I no longer had to concoct elaborate sexual fantasies to make her appear. We had established some kind of preternatural link. One quick thought was all it took now. And you could see it in her face. No matter what the creators of her show had her doing in a particular episode, her heart wasn’t quite in it. I could tell she was waiting for the moment when I would whisk her away from the fighting and into my arms. I never waited long, and the more she disappeared, the more the show’s minor characters began to take center stage. In fact, her “mysterious” disappearances had become part of the plotline, with both her allies and her enemies left to wonder where she had vanished to, and what “magical powers” she had acquired. In the opening of one show, I actually saw Phaedra confide to her maidservant that when she disappeared, she flew into her lover’s arms.

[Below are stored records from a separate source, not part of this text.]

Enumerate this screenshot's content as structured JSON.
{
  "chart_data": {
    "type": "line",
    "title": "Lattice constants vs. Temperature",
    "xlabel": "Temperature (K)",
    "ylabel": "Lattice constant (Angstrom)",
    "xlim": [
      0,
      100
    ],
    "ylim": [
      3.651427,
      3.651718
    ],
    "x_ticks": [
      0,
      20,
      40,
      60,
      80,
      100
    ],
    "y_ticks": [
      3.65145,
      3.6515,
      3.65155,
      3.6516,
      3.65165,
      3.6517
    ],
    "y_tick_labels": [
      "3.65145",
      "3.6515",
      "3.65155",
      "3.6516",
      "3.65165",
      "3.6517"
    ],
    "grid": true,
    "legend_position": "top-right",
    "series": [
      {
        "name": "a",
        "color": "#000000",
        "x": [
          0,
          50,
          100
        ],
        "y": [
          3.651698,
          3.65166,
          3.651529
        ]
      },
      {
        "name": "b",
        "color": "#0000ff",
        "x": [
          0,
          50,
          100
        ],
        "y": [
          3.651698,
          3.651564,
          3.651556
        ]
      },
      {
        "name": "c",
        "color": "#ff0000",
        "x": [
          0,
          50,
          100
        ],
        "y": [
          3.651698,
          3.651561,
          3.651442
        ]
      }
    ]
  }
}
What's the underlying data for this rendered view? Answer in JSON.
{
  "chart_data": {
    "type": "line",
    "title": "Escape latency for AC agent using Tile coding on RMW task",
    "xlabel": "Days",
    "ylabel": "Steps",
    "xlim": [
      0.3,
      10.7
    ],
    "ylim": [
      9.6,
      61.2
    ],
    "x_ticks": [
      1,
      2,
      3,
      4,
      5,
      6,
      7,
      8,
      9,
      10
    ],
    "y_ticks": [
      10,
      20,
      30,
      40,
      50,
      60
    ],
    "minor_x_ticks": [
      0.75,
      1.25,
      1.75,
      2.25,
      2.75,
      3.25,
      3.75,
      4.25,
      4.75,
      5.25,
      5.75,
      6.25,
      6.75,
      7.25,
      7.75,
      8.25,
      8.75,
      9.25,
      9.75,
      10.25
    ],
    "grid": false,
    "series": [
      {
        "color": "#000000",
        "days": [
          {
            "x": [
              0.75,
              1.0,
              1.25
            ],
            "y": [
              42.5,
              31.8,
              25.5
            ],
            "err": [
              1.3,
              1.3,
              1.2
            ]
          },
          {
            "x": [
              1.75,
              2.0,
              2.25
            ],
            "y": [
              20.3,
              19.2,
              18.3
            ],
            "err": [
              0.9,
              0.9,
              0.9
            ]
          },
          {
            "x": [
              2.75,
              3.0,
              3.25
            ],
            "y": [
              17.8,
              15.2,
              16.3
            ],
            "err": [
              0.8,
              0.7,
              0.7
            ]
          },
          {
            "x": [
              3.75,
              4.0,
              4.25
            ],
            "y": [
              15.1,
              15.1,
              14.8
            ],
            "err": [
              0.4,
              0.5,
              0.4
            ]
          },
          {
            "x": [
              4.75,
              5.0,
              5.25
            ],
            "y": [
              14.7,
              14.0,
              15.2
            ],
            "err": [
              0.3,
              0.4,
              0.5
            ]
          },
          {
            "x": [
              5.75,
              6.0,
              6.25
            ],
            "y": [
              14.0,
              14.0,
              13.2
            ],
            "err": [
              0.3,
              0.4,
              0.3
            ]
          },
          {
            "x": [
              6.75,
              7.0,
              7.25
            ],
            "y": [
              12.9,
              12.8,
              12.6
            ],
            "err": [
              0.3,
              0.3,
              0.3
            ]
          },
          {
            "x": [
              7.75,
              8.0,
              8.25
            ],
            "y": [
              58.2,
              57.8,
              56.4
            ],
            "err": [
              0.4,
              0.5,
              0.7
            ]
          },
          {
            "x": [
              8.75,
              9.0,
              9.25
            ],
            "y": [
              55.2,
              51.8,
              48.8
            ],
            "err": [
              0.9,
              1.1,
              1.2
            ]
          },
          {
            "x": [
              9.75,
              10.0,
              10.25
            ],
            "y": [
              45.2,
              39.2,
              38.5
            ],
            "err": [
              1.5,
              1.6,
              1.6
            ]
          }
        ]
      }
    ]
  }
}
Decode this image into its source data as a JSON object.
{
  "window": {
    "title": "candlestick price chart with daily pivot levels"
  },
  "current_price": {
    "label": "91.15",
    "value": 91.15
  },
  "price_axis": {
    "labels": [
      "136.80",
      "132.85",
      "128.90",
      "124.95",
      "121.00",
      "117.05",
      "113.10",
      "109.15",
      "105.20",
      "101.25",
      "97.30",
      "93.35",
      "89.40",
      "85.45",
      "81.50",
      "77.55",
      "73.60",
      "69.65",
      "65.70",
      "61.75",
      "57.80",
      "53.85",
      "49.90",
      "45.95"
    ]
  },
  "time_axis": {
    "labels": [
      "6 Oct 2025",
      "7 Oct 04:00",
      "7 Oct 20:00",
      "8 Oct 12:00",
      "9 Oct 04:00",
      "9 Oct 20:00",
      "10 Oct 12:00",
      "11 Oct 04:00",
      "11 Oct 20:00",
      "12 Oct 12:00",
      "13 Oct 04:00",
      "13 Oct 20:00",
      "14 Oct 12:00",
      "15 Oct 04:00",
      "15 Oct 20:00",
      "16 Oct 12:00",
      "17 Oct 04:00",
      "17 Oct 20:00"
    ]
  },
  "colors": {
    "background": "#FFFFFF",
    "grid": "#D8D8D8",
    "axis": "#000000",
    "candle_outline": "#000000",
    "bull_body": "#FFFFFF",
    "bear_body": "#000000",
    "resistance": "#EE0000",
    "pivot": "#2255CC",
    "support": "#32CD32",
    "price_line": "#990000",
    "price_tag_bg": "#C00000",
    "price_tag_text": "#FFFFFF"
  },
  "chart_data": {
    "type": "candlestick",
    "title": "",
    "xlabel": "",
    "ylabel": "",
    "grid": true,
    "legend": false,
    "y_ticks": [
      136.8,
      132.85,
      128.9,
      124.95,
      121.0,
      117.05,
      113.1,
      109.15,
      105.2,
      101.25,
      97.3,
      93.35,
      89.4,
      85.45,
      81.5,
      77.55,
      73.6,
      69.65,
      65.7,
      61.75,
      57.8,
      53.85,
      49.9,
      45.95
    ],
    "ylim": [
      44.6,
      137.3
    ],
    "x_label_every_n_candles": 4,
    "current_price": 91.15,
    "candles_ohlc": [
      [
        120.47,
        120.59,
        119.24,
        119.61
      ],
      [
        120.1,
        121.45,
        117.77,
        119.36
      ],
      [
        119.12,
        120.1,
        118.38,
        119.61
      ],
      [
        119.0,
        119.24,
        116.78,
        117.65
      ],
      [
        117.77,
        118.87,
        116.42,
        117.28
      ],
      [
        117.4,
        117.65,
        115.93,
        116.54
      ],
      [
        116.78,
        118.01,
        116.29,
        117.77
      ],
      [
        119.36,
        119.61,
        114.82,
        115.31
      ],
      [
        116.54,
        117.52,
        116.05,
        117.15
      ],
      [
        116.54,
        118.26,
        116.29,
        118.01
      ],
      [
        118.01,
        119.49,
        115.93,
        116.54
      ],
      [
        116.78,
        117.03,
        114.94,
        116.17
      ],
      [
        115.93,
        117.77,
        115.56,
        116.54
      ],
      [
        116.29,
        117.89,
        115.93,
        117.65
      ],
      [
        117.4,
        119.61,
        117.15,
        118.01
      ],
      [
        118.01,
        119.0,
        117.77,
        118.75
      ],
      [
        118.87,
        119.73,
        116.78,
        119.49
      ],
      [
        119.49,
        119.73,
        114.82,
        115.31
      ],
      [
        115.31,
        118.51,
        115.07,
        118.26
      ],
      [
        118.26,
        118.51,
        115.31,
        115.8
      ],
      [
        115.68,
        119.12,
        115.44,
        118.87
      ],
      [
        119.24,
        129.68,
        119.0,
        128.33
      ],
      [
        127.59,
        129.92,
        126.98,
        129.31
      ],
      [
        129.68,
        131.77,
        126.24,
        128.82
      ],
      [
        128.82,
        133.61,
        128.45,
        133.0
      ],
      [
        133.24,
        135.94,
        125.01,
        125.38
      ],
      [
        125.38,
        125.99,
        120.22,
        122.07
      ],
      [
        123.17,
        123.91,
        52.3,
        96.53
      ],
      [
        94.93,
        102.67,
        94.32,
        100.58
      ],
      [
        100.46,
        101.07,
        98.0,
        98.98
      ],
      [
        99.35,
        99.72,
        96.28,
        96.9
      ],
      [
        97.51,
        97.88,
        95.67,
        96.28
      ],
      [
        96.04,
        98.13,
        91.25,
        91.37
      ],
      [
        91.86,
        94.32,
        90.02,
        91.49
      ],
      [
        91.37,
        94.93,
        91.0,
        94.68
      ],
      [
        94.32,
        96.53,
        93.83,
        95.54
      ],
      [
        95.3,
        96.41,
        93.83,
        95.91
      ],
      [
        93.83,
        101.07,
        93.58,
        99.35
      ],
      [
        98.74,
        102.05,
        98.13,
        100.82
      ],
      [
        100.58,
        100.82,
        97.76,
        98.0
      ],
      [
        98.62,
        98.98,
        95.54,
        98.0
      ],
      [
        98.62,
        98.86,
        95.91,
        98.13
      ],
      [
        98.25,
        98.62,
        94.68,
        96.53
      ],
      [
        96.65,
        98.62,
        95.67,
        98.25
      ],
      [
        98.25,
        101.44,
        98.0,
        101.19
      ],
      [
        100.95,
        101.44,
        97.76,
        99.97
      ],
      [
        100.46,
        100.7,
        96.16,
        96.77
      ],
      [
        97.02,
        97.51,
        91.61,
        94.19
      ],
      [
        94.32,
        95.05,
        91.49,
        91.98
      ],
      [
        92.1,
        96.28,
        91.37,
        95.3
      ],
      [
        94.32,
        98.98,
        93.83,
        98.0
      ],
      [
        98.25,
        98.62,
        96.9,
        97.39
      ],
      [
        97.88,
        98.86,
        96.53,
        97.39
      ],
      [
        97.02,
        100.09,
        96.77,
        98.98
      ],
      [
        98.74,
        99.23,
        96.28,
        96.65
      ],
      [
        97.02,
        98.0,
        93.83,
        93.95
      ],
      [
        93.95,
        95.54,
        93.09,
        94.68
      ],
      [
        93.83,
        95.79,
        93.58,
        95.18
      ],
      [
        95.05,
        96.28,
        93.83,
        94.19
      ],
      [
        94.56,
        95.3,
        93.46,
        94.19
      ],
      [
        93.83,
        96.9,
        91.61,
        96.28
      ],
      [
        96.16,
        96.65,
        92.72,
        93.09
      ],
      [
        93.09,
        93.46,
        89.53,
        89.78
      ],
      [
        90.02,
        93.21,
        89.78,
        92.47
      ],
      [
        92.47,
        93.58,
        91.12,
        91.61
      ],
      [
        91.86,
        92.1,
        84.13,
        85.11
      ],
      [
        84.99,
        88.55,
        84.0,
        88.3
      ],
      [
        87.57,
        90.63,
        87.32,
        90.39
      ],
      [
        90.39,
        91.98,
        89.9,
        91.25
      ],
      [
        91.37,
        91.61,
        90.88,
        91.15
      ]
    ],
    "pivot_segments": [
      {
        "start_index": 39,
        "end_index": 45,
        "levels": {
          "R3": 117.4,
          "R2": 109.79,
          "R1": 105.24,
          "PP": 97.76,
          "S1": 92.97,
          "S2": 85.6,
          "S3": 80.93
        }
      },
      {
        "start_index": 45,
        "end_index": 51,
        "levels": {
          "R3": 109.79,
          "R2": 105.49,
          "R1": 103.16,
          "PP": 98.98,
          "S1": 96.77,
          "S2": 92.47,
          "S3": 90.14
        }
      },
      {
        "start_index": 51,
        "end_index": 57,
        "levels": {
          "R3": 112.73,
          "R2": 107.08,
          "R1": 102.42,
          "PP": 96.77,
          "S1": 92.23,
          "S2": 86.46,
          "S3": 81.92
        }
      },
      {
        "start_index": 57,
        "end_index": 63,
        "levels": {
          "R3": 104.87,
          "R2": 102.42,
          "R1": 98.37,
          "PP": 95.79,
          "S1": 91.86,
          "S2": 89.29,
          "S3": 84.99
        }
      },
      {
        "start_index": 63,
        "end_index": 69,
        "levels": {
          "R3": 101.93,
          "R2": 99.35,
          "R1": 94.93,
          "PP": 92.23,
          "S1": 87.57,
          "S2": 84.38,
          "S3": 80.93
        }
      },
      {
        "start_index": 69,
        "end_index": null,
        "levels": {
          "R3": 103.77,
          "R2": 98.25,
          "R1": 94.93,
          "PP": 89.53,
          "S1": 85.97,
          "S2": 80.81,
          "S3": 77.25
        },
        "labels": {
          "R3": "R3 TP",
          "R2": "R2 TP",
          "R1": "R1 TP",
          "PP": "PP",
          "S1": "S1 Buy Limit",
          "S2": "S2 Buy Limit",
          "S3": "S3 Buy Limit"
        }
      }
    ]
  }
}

So there I was, waiting for her, when I see the opening sequence to an episode of Gilligan’s Island. I started messing with the remote, figuring I’ve got the wrong channel, but I don’t. Now I like Ginger and Mary Ann as much as the next guy, but at that moment pure panic clutched my throat. I flashed through the TV listings and there it was, Gilligan’s Island, right where Phaedra should’ve been. I spent the rest of the night looking at every single show in that week’s listings, figuring maybe she had been moved to a different time-slot. I frantically stabbed at the remote until my fingers grew numb. But I couldn’t find her anywhere. Finally, I drank myself into oblivion with the champagne I had bought for her.

The next day I called the station and found out Phaedra had been cancelled. I’m sure I sounded desperate. But I guess they get a lot of crazies calling about their favorite shows, so the woman on the other end took it in stride. I asked if the show had only been cancelled locally, and whether it might still be on other stations around the country. Even before she answered, I was contemplating what I’d have to do if I relocated to a new city.

“No,” she said, the show was an independent that had ceased production, and as far as she knew, there would be no new episodes. I asked her about reruns. “Yes,” she said, in time, some station somewhere might pick up the show for reruns. Would her station? She sincerely doubted it. It seems viewers had been complaining about the show’s change in focus from its heroine to other characters, and its ratings had nose-dived. Could she give me the address of the production company? Sure.

***

For a long time after that, I wrote letters to the company that had distributed Phaedra, The Warrior Princess, and then to the company which had created the show. I begged, I pleaded, and, in one particularly deranged moment, I even threatened. They thanked me for my interest and my praise, empathized with me, and eventually told me, in so many words, to get a life.

After the third letter they did send me a videotaped copy of one episode, but there was no magic in it. No matter how much I fantasized, no matter how much I conjured up images of the nights we had spent together, Phaedra no longer left her world for mine.

Like any great love affair that’s ended, I’m left with wonderful memories, memories that seem to widen the cracks in my heart when I think about them too much. Of course, if you’re reading this, you’re more likely to think I’m cracked in other places. That’s all right, I don’t care. I know it was real. I know she was real. I know I touched her, kissed her, and, on occasion, even transformed that stoic warrior look of hers into a childlike smile. She was real all right. She was the love of my life.